Three, the burden is being sought to be postponed through several ‘inventive’ methods such as issuing bonds to the borrowers. The queerest proposal is asking the farmers themselves to first repay the loans with the assurance to reimburse them later. If the farmers could have paid, they would have paid, without waiting for government help.

No benefit to farmers

All this is not to say that the farm loans should never be waived nor that it is beyond the capacity of the governments to do so. It is only to assert that the schemes are not well thought out and bring little benefit to the farming community.

There is no effective plan, together with the present waiver, for the development of agriculture in these States, bringing down the need for such waivers in future.

Also, the benefit is limited only to institutional borrowers. The Rangarajan Committee on financial inclusion has pointed out that only 27 per cent of farm households are able to avail of institutional credit; therefore, 73 per cent of the farmers who do not get bank loans will be outside the scheme.

Similarly, the majority of small and marginal farmers who account for 84.93 per cent of all farm holdings (2010-11 official data) do not get bank credit, and therefore are outside the scheme. A World Bank report said that 87 per cent of marginal and 70 per cent of small farmers do not get bank loans.

The waiver promise has done more harm than good to the farmers as they could not avail fresh loans this kharif season.

Having learnt these lessons, the Centre should now have a fresh perspective on the rural credit scenario in India and should work out a comprehensive plan to give relief to farmers in distress in an effective manner.

If there’s a will

In a recent study by this writer for the Centre for Sustainable Agriculture, the American model of ‘non-recourse’ loans, suitably modified, was found suitable for India. Under this model, the farmers need not pay back the government in case of crop failure, because security for loan is limited to the crop alone.

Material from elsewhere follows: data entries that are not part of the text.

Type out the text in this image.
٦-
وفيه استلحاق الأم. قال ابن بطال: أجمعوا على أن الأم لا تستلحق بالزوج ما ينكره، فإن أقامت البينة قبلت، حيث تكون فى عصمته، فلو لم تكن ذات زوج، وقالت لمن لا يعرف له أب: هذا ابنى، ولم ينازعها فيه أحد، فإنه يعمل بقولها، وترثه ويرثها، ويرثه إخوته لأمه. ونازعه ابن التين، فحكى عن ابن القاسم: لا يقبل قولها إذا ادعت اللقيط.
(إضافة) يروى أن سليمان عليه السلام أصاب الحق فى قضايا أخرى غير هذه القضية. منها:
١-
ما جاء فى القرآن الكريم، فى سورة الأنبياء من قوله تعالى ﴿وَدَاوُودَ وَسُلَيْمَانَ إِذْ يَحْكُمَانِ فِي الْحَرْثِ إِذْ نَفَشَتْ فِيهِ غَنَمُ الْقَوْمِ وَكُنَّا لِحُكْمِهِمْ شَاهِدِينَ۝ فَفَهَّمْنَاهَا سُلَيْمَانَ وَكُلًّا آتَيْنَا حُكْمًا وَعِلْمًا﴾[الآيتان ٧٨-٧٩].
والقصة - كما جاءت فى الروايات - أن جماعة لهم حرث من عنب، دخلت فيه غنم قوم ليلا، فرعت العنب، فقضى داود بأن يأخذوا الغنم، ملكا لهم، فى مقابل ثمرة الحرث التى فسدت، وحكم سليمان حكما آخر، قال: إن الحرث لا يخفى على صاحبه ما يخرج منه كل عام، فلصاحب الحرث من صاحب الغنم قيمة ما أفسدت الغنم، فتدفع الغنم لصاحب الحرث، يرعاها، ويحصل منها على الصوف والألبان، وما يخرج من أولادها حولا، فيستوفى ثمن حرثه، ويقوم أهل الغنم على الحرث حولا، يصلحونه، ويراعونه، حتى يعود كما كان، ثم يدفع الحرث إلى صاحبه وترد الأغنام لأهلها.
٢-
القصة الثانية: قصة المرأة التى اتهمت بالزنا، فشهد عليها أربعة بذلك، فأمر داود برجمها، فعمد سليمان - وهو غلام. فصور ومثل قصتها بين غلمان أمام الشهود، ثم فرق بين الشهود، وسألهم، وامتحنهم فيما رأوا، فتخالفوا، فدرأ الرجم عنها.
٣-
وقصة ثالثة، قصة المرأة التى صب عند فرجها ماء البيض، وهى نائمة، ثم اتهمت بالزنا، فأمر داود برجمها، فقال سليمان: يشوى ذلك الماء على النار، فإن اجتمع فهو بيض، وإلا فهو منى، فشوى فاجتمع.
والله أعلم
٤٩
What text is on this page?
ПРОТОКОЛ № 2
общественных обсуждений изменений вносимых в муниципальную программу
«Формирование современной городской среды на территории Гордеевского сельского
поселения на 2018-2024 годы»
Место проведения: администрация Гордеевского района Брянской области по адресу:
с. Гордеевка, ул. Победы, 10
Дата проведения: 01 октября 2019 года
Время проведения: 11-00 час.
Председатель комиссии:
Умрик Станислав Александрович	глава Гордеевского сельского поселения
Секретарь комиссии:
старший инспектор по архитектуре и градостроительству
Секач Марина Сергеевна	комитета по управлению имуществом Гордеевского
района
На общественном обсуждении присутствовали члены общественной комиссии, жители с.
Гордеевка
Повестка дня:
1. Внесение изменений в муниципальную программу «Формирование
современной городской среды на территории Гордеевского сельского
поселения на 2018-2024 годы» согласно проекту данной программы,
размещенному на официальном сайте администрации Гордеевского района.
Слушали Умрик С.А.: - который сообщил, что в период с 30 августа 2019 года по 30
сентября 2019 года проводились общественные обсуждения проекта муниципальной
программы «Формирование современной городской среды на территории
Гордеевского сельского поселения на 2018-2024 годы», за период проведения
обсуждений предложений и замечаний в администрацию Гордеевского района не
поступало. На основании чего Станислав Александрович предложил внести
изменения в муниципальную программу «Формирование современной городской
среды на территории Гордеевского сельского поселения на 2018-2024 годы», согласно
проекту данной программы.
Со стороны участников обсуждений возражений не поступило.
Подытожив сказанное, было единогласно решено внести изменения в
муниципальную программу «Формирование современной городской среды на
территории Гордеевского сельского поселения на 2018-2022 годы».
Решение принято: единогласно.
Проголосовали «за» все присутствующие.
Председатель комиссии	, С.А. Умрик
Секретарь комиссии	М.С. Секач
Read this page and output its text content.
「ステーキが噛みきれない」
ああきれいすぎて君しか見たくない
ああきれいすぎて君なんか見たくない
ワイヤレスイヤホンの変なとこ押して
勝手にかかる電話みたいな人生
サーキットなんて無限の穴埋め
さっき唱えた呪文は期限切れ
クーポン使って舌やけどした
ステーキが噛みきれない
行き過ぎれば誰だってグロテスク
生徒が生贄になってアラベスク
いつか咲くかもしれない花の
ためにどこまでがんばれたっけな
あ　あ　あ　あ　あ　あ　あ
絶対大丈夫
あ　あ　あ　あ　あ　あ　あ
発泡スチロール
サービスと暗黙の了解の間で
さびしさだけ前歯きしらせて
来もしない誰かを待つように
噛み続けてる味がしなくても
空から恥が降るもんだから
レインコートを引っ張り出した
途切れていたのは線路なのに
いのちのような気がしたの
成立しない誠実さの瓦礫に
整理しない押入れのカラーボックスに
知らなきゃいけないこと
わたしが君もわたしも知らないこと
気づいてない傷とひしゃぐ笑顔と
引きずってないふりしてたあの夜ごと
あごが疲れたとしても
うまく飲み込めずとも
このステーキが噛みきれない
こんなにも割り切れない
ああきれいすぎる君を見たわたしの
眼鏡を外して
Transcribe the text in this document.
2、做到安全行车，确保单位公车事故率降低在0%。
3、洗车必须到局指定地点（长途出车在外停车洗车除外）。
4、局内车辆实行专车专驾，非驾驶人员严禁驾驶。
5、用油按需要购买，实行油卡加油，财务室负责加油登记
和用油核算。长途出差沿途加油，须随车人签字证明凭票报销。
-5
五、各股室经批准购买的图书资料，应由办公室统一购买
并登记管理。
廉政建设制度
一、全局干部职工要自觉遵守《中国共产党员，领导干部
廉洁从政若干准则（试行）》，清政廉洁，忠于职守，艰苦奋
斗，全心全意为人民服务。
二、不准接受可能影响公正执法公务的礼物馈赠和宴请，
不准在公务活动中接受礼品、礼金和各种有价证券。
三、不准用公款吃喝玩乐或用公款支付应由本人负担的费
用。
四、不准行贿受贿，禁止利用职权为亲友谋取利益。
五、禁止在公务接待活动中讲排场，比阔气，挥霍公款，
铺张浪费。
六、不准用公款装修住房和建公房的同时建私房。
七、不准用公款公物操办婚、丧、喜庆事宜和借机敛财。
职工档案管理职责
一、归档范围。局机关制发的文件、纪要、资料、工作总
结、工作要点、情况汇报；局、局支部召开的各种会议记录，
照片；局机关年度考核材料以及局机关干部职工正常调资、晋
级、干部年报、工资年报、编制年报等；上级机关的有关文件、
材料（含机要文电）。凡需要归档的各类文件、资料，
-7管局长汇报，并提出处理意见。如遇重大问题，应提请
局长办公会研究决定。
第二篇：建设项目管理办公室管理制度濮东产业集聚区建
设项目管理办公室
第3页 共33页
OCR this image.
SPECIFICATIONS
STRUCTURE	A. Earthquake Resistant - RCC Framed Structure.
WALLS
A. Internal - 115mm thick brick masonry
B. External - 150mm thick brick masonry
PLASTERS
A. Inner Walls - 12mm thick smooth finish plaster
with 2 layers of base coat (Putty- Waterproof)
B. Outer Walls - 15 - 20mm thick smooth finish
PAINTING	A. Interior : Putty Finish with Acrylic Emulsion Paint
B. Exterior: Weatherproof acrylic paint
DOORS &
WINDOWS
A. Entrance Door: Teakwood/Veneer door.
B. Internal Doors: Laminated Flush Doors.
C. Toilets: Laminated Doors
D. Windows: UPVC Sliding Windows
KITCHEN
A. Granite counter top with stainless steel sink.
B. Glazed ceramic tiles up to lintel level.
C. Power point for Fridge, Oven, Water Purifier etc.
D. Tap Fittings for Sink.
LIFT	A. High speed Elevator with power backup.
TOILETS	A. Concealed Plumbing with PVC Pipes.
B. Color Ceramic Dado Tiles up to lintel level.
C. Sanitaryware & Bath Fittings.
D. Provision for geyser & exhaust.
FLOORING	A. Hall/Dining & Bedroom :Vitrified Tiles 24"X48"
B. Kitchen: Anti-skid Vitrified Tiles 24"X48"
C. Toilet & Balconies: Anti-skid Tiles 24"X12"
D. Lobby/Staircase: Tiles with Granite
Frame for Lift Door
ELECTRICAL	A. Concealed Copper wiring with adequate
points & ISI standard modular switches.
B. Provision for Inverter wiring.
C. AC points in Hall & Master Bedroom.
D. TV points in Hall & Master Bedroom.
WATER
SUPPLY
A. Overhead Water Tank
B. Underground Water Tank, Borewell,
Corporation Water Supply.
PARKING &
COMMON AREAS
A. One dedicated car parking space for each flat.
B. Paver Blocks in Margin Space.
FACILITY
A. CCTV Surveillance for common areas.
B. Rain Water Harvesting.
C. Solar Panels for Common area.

Also, the farmer is not forced to repay the full amount when yield was low or market prices were not optimal. In a sense the loan is settled either through waiver or payment depending on the farmer’s capability. The US government bears the insurance premium burden to a substantial extent.

The Indian government cannot afford to ignore agriculture. There is no way of getting food for 1.27 billion people other than producing it locally; and 48.9 per cent of employment accrues from agriculture. In other words, the government should be responsible to the farmer in the interest of protecting overall food and employment security. Piecemeal measures and populist gimmickry cannot work as substitutes for long-term policy.